Por: Sanatiel Pereira
Membro da ALL, ACLAC e da SOBRAMES, escritor, engenheiro, pesquisador e professor da UFMA
Outro dia, em uma grande festa de casamento, fui surpreendido pela despedida precoce de um dos meus amigos, quando a festa mal tinha começado. Perguntando-lhe sobre a razão da tão breve permanência, quando ainda nenhum serviço tinha sido iniciado, ele, com reservas, baixinho, me falou aos ouvidos: “Eu tenho medo da noite!”.
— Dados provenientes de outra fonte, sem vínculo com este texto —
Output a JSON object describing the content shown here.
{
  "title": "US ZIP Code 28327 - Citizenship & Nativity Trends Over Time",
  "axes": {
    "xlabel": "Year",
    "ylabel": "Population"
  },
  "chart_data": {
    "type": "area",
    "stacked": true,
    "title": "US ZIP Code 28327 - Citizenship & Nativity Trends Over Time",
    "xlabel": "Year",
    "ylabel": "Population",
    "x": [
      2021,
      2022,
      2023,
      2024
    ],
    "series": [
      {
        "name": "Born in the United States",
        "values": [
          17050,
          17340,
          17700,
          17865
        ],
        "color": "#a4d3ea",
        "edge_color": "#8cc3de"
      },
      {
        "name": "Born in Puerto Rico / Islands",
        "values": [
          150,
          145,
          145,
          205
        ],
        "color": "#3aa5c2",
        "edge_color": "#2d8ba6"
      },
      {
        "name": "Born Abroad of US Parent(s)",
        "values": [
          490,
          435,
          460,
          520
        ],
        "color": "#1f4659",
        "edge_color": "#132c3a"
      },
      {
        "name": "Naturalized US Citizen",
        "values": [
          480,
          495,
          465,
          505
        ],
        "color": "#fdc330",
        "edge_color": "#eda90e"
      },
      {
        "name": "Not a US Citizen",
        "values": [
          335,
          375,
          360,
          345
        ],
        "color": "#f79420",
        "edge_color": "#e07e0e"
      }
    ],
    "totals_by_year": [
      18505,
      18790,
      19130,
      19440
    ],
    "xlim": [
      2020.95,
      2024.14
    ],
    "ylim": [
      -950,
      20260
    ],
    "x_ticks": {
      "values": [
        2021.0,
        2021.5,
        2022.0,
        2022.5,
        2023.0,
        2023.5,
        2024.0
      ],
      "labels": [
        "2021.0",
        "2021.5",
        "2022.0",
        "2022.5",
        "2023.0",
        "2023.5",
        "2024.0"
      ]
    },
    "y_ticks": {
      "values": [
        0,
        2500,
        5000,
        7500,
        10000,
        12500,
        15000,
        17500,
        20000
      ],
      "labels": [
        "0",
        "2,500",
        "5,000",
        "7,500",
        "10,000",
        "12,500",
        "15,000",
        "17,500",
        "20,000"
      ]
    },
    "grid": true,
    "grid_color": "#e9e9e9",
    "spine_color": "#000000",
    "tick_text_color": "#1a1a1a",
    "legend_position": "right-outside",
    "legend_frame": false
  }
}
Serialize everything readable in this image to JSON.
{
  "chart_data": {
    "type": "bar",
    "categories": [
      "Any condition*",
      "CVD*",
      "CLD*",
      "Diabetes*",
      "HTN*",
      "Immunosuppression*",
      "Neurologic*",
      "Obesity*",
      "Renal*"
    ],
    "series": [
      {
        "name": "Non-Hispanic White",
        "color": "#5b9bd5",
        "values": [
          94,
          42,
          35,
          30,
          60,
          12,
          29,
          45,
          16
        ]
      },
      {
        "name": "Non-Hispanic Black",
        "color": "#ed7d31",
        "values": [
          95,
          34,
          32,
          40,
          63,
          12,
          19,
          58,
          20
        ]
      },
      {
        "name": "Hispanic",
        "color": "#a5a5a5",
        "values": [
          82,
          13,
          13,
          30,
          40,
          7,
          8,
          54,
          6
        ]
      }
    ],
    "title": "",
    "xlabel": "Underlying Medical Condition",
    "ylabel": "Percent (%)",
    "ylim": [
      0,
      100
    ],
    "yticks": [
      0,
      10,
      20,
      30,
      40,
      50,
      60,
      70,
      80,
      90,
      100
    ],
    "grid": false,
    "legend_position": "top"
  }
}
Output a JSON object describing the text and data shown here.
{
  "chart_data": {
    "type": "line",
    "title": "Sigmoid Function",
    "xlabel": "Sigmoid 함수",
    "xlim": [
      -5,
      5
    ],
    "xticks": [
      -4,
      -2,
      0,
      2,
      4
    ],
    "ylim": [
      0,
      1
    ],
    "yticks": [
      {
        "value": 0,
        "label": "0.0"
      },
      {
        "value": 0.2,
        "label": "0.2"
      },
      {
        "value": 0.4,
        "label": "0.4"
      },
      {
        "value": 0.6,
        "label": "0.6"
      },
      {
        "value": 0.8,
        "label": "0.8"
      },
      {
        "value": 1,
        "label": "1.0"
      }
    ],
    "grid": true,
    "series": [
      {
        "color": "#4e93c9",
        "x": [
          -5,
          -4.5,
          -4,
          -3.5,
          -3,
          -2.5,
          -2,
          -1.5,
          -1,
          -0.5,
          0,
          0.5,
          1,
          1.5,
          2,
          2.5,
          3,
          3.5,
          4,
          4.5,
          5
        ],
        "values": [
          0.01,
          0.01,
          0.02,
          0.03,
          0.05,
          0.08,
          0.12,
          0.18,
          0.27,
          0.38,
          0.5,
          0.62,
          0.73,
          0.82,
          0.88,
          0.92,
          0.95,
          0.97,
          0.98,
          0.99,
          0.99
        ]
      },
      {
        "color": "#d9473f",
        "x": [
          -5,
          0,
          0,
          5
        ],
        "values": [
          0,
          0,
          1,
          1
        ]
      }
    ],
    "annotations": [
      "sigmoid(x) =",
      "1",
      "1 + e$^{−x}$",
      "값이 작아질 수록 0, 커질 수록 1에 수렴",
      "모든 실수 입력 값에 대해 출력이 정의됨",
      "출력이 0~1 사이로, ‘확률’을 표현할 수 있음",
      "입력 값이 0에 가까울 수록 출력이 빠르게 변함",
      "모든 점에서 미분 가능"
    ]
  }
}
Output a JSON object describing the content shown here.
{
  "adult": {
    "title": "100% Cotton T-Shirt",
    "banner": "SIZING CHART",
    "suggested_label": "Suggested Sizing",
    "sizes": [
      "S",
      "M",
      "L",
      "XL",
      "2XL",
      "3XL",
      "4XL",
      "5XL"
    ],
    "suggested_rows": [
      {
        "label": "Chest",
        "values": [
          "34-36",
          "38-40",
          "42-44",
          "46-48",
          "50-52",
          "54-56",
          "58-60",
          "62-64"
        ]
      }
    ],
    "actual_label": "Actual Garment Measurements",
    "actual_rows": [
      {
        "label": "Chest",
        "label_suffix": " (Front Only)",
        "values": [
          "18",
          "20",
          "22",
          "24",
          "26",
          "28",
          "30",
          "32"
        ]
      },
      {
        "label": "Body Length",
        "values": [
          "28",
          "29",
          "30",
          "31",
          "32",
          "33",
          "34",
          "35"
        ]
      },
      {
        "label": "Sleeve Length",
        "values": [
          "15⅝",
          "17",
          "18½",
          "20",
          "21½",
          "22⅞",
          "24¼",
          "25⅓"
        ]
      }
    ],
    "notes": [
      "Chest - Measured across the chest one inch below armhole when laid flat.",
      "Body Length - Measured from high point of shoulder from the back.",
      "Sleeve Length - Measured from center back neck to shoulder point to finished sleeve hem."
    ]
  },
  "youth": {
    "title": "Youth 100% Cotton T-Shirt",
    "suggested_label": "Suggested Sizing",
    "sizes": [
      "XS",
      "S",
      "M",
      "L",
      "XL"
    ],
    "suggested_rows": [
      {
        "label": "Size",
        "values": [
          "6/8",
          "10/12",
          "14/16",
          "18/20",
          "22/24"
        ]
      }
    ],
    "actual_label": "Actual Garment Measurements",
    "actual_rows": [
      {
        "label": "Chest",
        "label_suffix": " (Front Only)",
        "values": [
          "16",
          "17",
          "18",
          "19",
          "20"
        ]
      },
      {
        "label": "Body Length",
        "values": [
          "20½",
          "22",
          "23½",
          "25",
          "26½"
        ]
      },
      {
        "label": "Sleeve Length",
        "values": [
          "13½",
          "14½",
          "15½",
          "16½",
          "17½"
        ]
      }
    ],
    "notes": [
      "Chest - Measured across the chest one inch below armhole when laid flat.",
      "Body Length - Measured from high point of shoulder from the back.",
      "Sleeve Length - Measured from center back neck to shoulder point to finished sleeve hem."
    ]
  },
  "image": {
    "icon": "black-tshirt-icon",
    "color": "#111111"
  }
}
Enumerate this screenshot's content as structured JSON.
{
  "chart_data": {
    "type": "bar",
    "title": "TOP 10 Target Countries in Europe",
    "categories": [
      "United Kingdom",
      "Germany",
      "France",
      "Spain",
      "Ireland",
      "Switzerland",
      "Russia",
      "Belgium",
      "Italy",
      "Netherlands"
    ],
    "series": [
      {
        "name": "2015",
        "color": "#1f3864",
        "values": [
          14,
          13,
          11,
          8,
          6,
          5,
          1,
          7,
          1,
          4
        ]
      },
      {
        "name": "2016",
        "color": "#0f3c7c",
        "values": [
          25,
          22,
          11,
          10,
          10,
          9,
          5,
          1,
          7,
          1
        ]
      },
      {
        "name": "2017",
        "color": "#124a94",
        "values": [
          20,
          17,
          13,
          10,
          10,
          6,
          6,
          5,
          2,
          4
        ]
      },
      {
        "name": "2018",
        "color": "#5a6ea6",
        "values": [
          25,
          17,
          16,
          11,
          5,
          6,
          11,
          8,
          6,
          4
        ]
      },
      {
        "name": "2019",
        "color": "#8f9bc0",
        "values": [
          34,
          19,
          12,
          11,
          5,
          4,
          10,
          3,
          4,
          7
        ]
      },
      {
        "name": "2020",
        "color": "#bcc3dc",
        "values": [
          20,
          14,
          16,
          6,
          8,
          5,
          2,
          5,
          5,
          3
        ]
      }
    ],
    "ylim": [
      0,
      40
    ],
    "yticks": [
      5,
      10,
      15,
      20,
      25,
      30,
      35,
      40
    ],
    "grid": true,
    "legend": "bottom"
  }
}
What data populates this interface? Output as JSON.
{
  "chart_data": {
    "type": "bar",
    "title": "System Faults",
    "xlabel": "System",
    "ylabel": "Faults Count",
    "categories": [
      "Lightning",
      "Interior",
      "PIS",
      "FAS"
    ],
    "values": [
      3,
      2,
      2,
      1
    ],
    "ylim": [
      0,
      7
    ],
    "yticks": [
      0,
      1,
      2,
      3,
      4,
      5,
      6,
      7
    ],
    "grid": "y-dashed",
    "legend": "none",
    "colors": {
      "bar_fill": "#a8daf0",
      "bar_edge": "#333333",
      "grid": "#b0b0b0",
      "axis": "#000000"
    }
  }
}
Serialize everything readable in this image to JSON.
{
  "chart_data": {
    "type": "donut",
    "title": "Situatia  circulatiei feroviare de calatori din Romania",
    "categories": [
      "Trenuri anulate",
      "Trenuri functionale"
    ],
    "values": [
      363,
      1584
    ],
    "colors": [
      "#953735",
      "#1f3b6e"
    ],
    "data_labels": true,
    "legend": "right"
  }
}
Abracei meu amigo, deixando estampada a minha satisfação em revê-lo, mas lamentando a sua partida, ainda tão cedo. Ele foi embora e deixou-me meditando sobre o significado do que me segredou aos ouvidos. O que ele queria dizer com aquela frase? Confesso que até ontem não havia encontrado nenhuma interpretação convincente sobre o que realmente ele queria me dizer.
Pensei inicialmente que talvez houvesse alguma ligação com o trânsito de São Luís no período da noite. Sem sombra de dúvidas, trafegar à noite por nossas ruas e avenidas não é algo que traga prazer. Muito pelo contrário, a insegurança vai desde as condições da pista até a abordagem inesperada e indesejada de uma moto ou outro veículo desconhecido. Os assaltos estão acontecendo e aumentando, de forma descontrolada, por todo e qualquer lugar da cidade, que já foi pacata e onde todos se conheciam.
Imaginei depois que meu amigo podia sofrer de insônia e tinha a noite como amiga silenciosa, que não se prestava a um diálogo aberto, e cheia de lembranças indesejáveis. Não consegui imaginar o que seria isso. Reflexões sobre a vida pregressa, principalmente à noite, em determinada idade é um descalabro. Melhor é dormir mesmo, abandonando qualquer tentativa de explicar o inexplicável. Eu vou mais longe: esqueça o passado; cuide do hoje como se fosse o último dia.
Muito depois percebi a ausência desse meu amigo nas reuniões sociais. Fiquei preocupado, confesso, com essa exclusão voluntária. Ele não estava doente; soube por outros conhecidos estar somente em reflexões que não acabavam mais. Pensei em tom de brincadeira: seria oportuno e talvez gratificante se entrasse na vida de mosteiro. No Brasil não sei se existem instituições desse tipo, que albergam pessoas renunciadas, em busca da compreensão da vida e de Deus. Mas será essa a sua procura?
Mês passado, encontrei outro amigo que me disse a mesma coisa: “Eu tenho medo da noite”. Sem perder a oportunidade, pedi-lhe que me explicasse. Ele me olhou com surpresa, como se dissesse: “Você não sabe mesmo o que é isso?”. E, em poucas palavras, falou-me da vida fugaz que passamos sobre a Terra e que se exaure à medida que o tempo passa. Sem compreender aonde ele queria chegar, incentivei com o meu olhar para que continuasse: “Amigo, dependendo da nossa permanência aqui, chegará um tempo em que não conheceremos mais ninguém. Eles passarão ao nosso lado e nos verão como um fantasma colorido de um tempo que já passou”.
Depois de alguns dias meditando sobre o assunto, tirei a seguinte conclusão: pode ser até verdade, mas vai depender, também, das relações que foram feitas durante a vida e do serviço devocional que prestou dentro da sociedade. Mesmo porque ninguém pode colher o que não plantou, seja qual for o tipo de semente.
Agora, atento aos sinais do tempo, antes que a noite chegue, corro atrás dos raros amigos contemporâneos que encontro, em qualquer lugar desta cidade em expansão, para dar-lhes abraços e dizer-lhes que ainda estamos vivos - e que valeu a pena a nossa viagem. E como valeu!